Tale distanza è confermata dalla parabola delle relazioni culturali fra i due paesi ripercorsa da Cresciani, bene esemplificata dal caso della Fredrick May Foundation, nata nel 1976 e chiusa nel 1999. Per quasi un quarto di secolo l’istituzione, dedicata al titolare della prima cattedra di italiano inaugurata nell’Università di Sidney nel 1963, ha promosso una intensa attività di scambi, sotto la direzione di Paul Sonnino, rifugiato ebreo e fondatore del movimento antifascista Italia libera durante la guerra. L’esordio, fra il 1978 e il 1979, fu la pubblicazione dei due volumi Altro Polo. A volume of Italian studies, e del primo congresso australiano dedicato alla cultura italiana e all’Italia contemporanea, che, per iniziativa di Cresciani, Bosworth e Roslyn Pesman portò nel continente nuovissimo molti fra i nomi più rappresentativi del mondo della ricerca storica e artistica. Grazie alla sponsorizzazione di molte aziende multinazionali italiane, dalla Fiat all’Alitalia alla Olivetti fino alla Ferrero, e anche alla politica multiculturale adottata al tempo dal’Australia, fu possibile dare vita nel 1982 e nel 1986 ad altre due edizioni del congresso, che confermarono il ruolo della May Foundation come principale strumento per le relazioni culturali fra i due paesi. Dal 1987 tuttavia un repentino cambio di direzione, segnato anche da dissapori e amarezze personali, con l’allontanamento dei principali animatori, accusati di pericolose connivenze con la sinistra marxista, e anche degli sponsor che ad essi avevano fatto riferimento, segnò l’inizio di una fase discendente che si protrasse fino alla chiusura del 1999. Alla sua scomparsa altre istituzioni, soprattutto espressione di università e biblioteche, hanno assunto maggiore rilievo; fra queste risalta per il generoso impegno finanziario la Fondazione Cassamarca di Treviso, che nel 1999 ha erogato sei milioni di dollari per gli studi umanistici condotti dall’università della Western Australia di Perth, cui ne sono stati aggiunti altri 900.000 per undici anni, per un totale di 22,5 milioni di dollari, a finanziamento dell’ Australasian Centre for Italian Studies di questa università.

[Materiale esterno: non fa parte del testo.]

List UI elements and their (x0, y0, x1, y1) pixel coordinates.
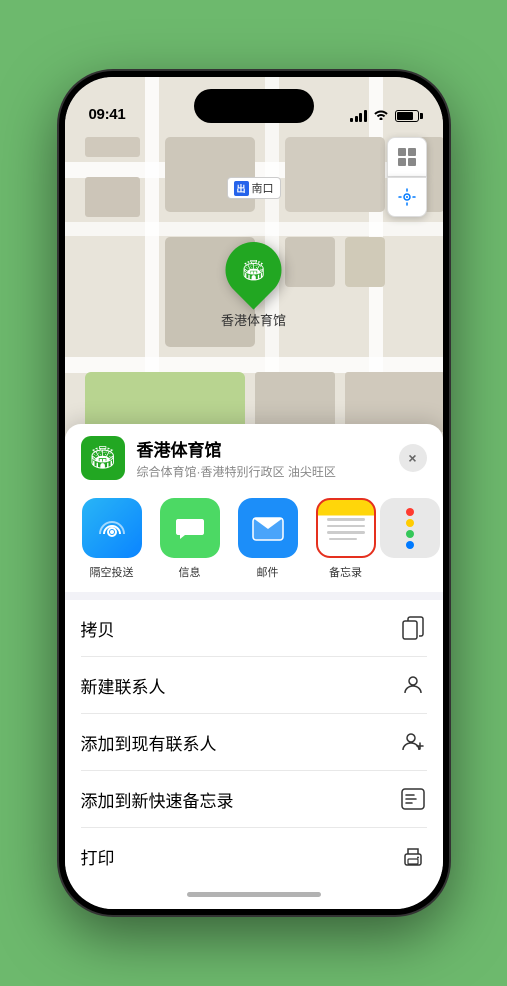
map-type-button[interactable] (387, 137, 427, 177)
venue-info: 香港体育馆 综合体育馆·香港特别行政区 油尖旺区 (137, 436, 387, 480)
add-existing-icon (399, 728, 427, 756)
venue-subtitle: 综合体育馆·香港特别行政区 油尖旺区 (137, 463, 387, 480)
share-item-notes[interactable]: 备忘录 (311, 498, 381, 580)
signal-bars-icon (350, 110, 367, 122)
quick-note-label: 添加到新快速备忘录 (81, 787, 234, 812)
notes-icon (316, 498, 376, 558)
venue-pin: 🏟 香港体育馆 (221, 242, 286, 329)
wifi-icon (373, 108, 389, 123)
notes-label: 备忘录 (329, 564, 362, 580)
exit-name: 南口 (252, 180, 274, 196)
action-print[interactable]: 打印 (81, 828, 427, 884)
action-add-existing-contact[interactable]: 添加到现有联系人 (81, 714, 427, 771)
action-quick-note[interactable]: 添加到新快速备忘录 (81, 771, 427, 828)
more-icon (380, 498, 440, 558)
venue-icon: 🏟 (81, 436, 125, 480)
battery-icon (395, 110, 419, 122)
mail-label: 邮件 (257, 564, 279, 580)
bottom-sheet: 🏟 香港体育馆 综合体育馆·香港特别行政区 油尖旺区 × (65, 424, 443, 909)
phone-screen: 09:41 (65, 77, 443, 909)
action-list: 拷贝 新建联系人 (65, 600, 443, 884)
close-button[interactable]: × (399, 444, 427, 472)
venue-name: 香港体育馆 (137, 436, 387, 461)
share-item-airdrop[interactable]: 隔空投送 (77, 498, 147, 580)
exit-badge: 出 (233, 181, 248, 196)
map-exit-label: 出 南口 (226, 177, 280, 199)
share-row: 隔空投送 信息 (65, 490, 443, 592)
status-icons (350, 108, 419, 123)
venue-emoji: 🏟 (89, 445, 117, 471)
map-controls (387, 137, 427, 217)
print-icon (399, 842, 427, 870)
action-copy[interactable]: 拷贝 (81, 600, 427, 657)
messages-label: 信息 (179, 564, 201, 580)
airdrop-label: 隔空投送 (90, 564, 134, 580)
new-contact-label: 新建联系人 (81, 673, 166, 698)
dynamic-island (194, 89, 314, 123)
quick-note-icon (399, 785, 427, 813)
share-item-more[interactable] (389, 498, 431, 580)
messages-icon (160, 498, 220, 558)
location-button[interactable] (387, 177, 427, 217)
sheet-divider (65, 592, 443, 600)
copy-label: 拷贝 (81, 616, 115, 641)
share-item-messages[interactable]: 信息 (155, 498, 225, 580)
copy-icon (399, 614, 427, 642)
new-contact-icon (399, 671, 427, 699)
home-indicator (187, 892, 321, 897)
pin-circle: 🏟 (214, 230, 293, 309)
share-item-mail[interactable]: 邮件 (233, 498, 303, 580)
mail-icon (238, 498, 298, 558)
status-time: 09:41 (89, 106, 126, 123)
print-label: 打印 (81, 844, 115, 869)
add-existing-label: 添加到现有联系人 (81, 730, 217, 755)
phone-frame: 09:41 (59, 71, 449, 915)
pin-label: 香港体育馆 (221, 310, 286, 329)
action-new-contact[interactable]: 新建联系人 (81, 657, 427, 714)
stadium-icon: 🏟 (241, 258, 266, 283)
sheet-header: 🏟 香港体育馆 综合体育馆·香港特别行政区 油尖旺区 × (65, 424, 443, 490)
airdrop-icon (82, 498, 142, 558)
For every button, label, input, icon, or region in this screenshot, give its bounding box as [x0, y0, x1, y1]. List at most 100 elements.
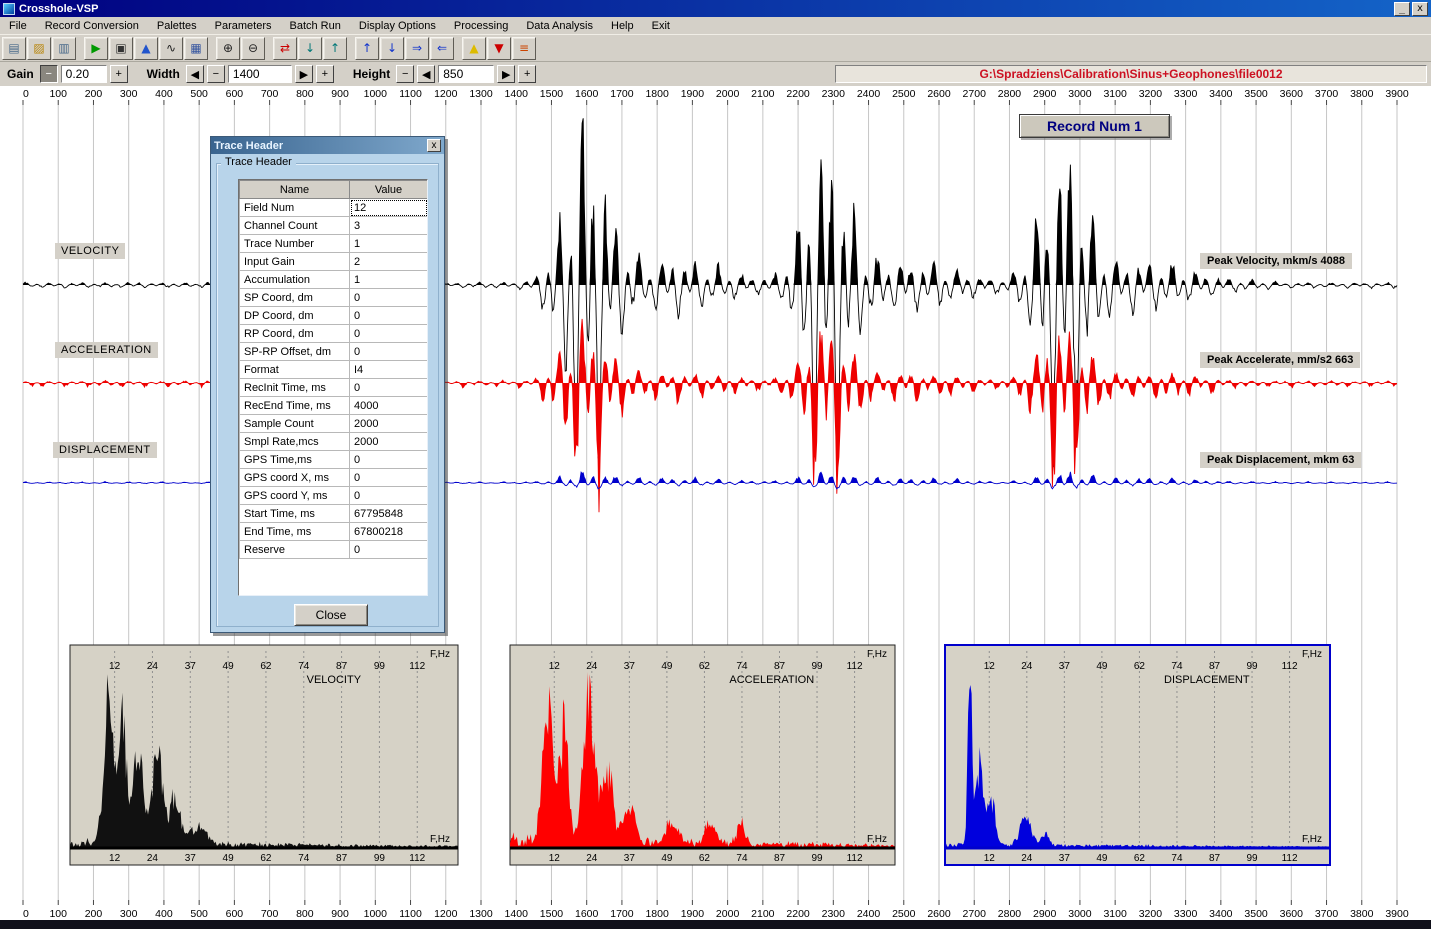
waveform-icon[interactable]: ∿ [159, 37, 183, 60]
svg-text:3900: 3900 [1385, 908, 1409, 920]
field-value[interactable]: 0 [350, 307, 428, 325]
trace-header-row: FormatI4 [240, 361, 428, 379]
menu-item-processing[interactable]: Processing [445, 18, 517, 34]
waveform-plot-area[interactable]: 0010010020020030030040040050050060060070… [0, 86, 1431, 920]
peak-velocity-value: Peak Velocity, mkm/s 4088 [1200, 253, 1352, 269]
save-icon[interactable]: ▦ [184, 37, 208, 60]
copy-icon[interactable]: ▥ [52, 37, 76, 60]
svg-text:700: 700 [261, 88, 279, 100]
minimize-button[interactable]: _ [1394, 2, 1410, 16]
field-value[interactable]: 0 [350, 469, 428, 487]
dialog-close-button[interactable]: Close [294, 604, 368, 626]
svg-text:112: 112 [847, 661, 863, 672]
field-value[interactable]: 2000 [350, 415, 428, 433]
field-value[interactable]: 1 [350, 235, 428, 253]
field-value[interactable]: 67795848 [350, 505, 428, 523]
field-value[interactable]: 0 [350, 343, 428, 361]
svg-text:49: 49 [661, 853, 673, 864]
svg-text:3100: 3100 [1103, 908, 1127, 920]
dialog-titlebar[interactable]: Trace Header x [211, 137, 444, 154]
svg-text:49: 49 [1096, 661, 1108, 672]
svg-text:62: 62 [699, 853, 711, 864]
field-value[interactable]: 0 [350, 487, 428, 505]
field-value[interactable]: 0 [350, 379, 428, 397]
field-value[interactable]: 0 [350, 541, 428, 559]
up-arrow-blue-icon[interactable]: ↑ [355, 37, 379, 60]
gain-decrease-button[interactable]: − [40, 65, 58, 83]
play-icon[interactable]: ▶ [84, 37, 108, 60]
svg-text:87: 87 [1209, 853, 1221, 864]
menu-item-exit[interactable]: Exit [643, 18, 679, 34]
svg-text:87: 87 [336, 661, 348, 672]
field-value[interactable]: 0 [350, 289, 428, 307]
menu-item-help[interactable]: Help [602, 18, 643, 34]
width-increase-button[interactable]: + [316, 65, 334, 83]
height-step-right-button[interactable]: ▶ [497, 65, 515, 83]
trace-header-row: Sample Count2000 [240, 415, 428, 433]
height-input[interactable] [438, 65, 494, 83]
svg-text:F,Hz: F,Hz [430, 834, 450, 845]
width-decrease-button[interactable]: − [207, 65, 225, 83]
open-icon[interactable]: ▨ [27, 37, 51, 60]
menu-item-display-options[interactable]: Display Options [350, 18, 445, 34]
field-value[interactable]: 0 [350, 325, 428, 343]
left-arrow-blue-icon[interactable]: ⇐ [430, 37, 454, 60]
field-value[interactable]: 4000 [350, 397, 428, 415]
svg-text:2800: 2800 [998, 88, 1022, 100]
svg-text:62: 62 [1134, 853, 1146, 864]
svg-text:74: 74 [736, 853, 748, 864]
svg-text:1900: 1900 [681, 908, 705, 920]
field-value[interactable]: 2000 [350, 433, 428, 451]
field-value[interactable]: I4 [350, 361, 428, 379]
trace-header-row: DP Coord, dm0 [240, 307, 428, 325]
menu-item-parameters[interactable]: Parameters [206, 18, 281, 34]
new-icon[interactable]: ▤ [2, 37, 26, 60]
up-arrow-teal-icon[interactable]: ↑ [323, 37, 347, 60]
width-step-right-button[interactable]: ▶ [295, 65, 313, 83]
svg-text:1000: 1000 [364, 908, 388, 920]
height-increase-button[interactable]: + [518, 65, 536, 83]
triangle-up-yellow-icon[interactable]: ▲ [462, 37, 486, 60]
palette-icon[interactable]: ≡ [512, 37, 536, 60]
width-input[interactable] [228, 65, 292, 83]
velocity-trace-label: VELOCITY [55, 243, 125, 259]
field-name: End Time, ms [240, 523, 350, 541]
menu-item-record-conversion[interactable]: Record Conversion [36, 18, 148, 34]
triangle-down-red-icon[interactable]: ▼ [487, 37, 511, 60]
gain-input[interactable] [61, 65, 107, 83]
stop-icon[interactable]: ▣ [109, 37, 133, 60]
dialog-close-icon[interactable]: x [427, 139, 441, 152]
height-decrease-button[interactable]: − [396, 65, 414, 83]
field-value[interactable]: 67800218 [350, 523, 428, 541]
down-arrow-teal-icon[interactable]: ↓ [298, 37, 322, 60]
field-value[interactable]: 0 [350, 451, 428, 469]
swap-arrows-icon[interactable]: ⇄ [273, 37, 297, 60]
svg-text:2700: 2700 [963, 88, 987, 100]
menu-item-data-analysis[interactable]: Data Analysis [517, 18, 602, 34]
field-value[interactable]: 2 [350, 253, 428, 271]
field-name: Channel Count [240, 217, 350, 235]
svg-text:2200: 2200 [786, 88, 810, 100]
height-step-left-button[interactable]: ◀ [417, 65, 435, 83]
right-arrow-blue-icon[interactable]: ⇒ [405, 37, 429, 60]
menu-item-batch-run[interactable]: Batch Run [281, 18, 350, 34]
width-step-left-button[interactable]: ◀ [186, 65, 204, 83]
chart-icon[interactable]: ▲ [134, 37, 158, 60]
menu-item-file[interactable]: File [0, 18, 36, 34]
gain-increase-button[interactable]: + [110, 65, 128, 83]
svg-text:1300: 1300 [469, 88, 493, 100]
close-button[interactable]: x [1412, 2, 1428, 16]
zoom-out-icon[interactable]: ⊖ [241, 37, 265, 60]
field-value[interactable]: 3 [350, 217, 428, 235]
svg-text:3600: 3600 [1280, 88, 1304, 100]
controls-bar: Gain − + Width ◀ − ▶ + Height − ◀ ▶ + G:… [0, 62, 1431, 86]
field-value[interactable]: 12 [350, 199, 428, 217]
menu-item-palettes[interactable]: Palettes [148, 18, 206, 34]
window-titlebar[interactable]: Crosshole-VSP _ x [0, 0, 1431, 17]
svg-text:500: 500 [190, 88, 208, 100]
zoom-in-icon[interactable]: ⊕ [216, 37, 240, 60]
trace-header-row: Field Num12 [240, 199, 428, 217]
field-value[interactable]: 1 [350, 271, 428, 289]
svg-text:1800: 1800 [645, 88, 669, 100]
down-arrow-blue-icon[interactable]: ↓ [380, 37, 404, 60]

 Altri tre saggi affrontano temi attinenti alle relazioni politiche e diplomatiche fra i due paesi in momenti diversi: Catherine Dewhirst analizza la condizione dei migranti italiani in Australia fra il 1883 e il 1940, sulla base delle clausole sancite dal trattato di Commercio e navigazione stipulato fra Italia e Gran Bretagna nel 1883; mentre Karen Agutter illustra le relazioni fra i due paesi nel corso della Prima guerra mondiale. Gerardo Papalia conclude questa parte dimostrando quanto la diplomazia di Mussolini, condotta dall’ambasciatore Vita-Finzi, sia stata efficace nell’abbinamento fra diplomazia palese e attività lobbistiche, allo scopo di mettere in difficoltà il governo australiano. In occasione delle sanzioni all’Italia decise dalla Società delle nazioni in seguito all’attacco all’Etiopia, questo venne costretto a scelte difficili fra la fedeltà al Commonwealth e i suoi interessi commerciali.

Nelle conclusioni gli autori, sottolineando le molte prospettive in cui è stata declinata la relazione asimmetrica fra i due paesi, aggrediscono anche un ultimo mito: quello dell’integrazione e della generalizzata ascesa sociale degli immigrati italiani. In realtà questi ultimi non hanno ottenuto risultati diversi dal quelli della media della popolazione. Molti fattori, identificati nelle differenze di regione, di classe e di genere, nell’isolamento delle Little Italies, nelle barriere linguistiche, hanno rallentato il loro percorso, congiurando soprattutto a frenare la loro partecipazione alla società di arrivo e in definitiva tenendoli lontani dal potere politico.